Minister of Education
- In office 2 August 2012 – 16 July 2013
- Prime Minister: Hisham Qandil
- Preceded by: Gamal El-Araby
- Succeeded by: Mahmoud Abo El Nasr

Personal details
- Born: Ibrahim Ahmed Ghoneim Deif 29 October 1962 (age 63)
- Party: Independent
- Alma mater: Assuit University

= Ibrahim Ghoneim =

Egyptian politician

Ibrahim Ahmed Ghoneim Deif (born 29 October 1962) is an Egyptian academic and the former minister of education as part of the Qandil cabinet.

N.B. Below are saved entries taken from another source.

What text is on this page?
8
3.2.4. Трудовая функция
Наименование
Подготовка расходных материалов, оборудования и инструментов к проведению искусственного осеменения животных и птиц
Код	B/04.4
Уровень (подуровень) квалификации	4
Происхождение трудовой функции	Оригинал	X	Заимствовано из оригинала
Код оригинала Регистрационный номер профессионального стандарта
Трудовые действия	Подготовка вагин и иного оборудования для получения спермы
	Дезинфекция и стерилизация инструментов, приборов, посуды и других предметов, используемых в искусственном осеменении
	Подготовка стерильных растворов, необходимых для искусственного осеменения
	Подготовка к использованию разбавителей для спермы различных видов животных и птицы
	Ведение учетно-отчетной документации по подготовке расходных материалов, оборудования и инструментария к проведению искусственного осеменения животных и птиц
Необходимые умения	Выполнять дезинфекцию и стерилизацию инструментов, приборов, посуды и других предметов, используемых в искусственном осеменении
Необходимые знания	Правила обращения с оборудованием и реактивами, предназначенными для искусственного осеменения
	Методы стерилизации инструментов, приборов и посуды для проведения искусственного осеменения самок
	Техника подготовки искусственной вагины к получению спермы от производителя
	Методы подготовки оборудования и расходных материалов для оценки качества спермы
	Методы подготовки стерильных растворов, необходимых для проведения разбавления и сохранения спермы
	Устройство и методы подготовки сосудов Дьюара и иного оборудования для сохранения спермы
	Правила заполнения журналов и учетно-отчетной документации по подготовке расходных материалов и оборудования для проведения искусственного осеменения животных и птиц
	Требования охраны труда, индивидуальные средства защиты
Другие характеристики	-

==Early life and education==
Deif was born on 29 October 1962. He received a bachelor of science degree in power mechanics from Assiut University in May 1984. He also obtained his master of science degree and PhD from the same university in 1990 and 1994, respectively. His field of speciality is curriculum design.

==Career==
Deif started his career as a teaching assistant at Assiut University in 1984. He worked at the same university at different posts until 2005. Then he began to work at Suez Canal University in 2005. He was elected as the dean of the faculty of education at Suez Canal University in 2008. Then he became the vice president of Suez Canal University for Suez Branch Affairs on 29 March 2012. His term will last until 28 March 2016.

Deif was appointed Egypt's minister of education on 2 August 2012. He has no political affiliation, and therefore, was one of the independent ministers in the Qandil cabinet. His term ended on 16 July 2013 and Mahmoud Abo El Nasr replaced him in the post.

===Criticism===
In October 2012, Deif reported his acceptance of the corporal punishment in schools "as long as the beating is not severe and no stick is used." Upon his declaration, the Coalition for Children's Rights in Egypt submitted a lawsuit to Egypt's general prosecutor against Deif.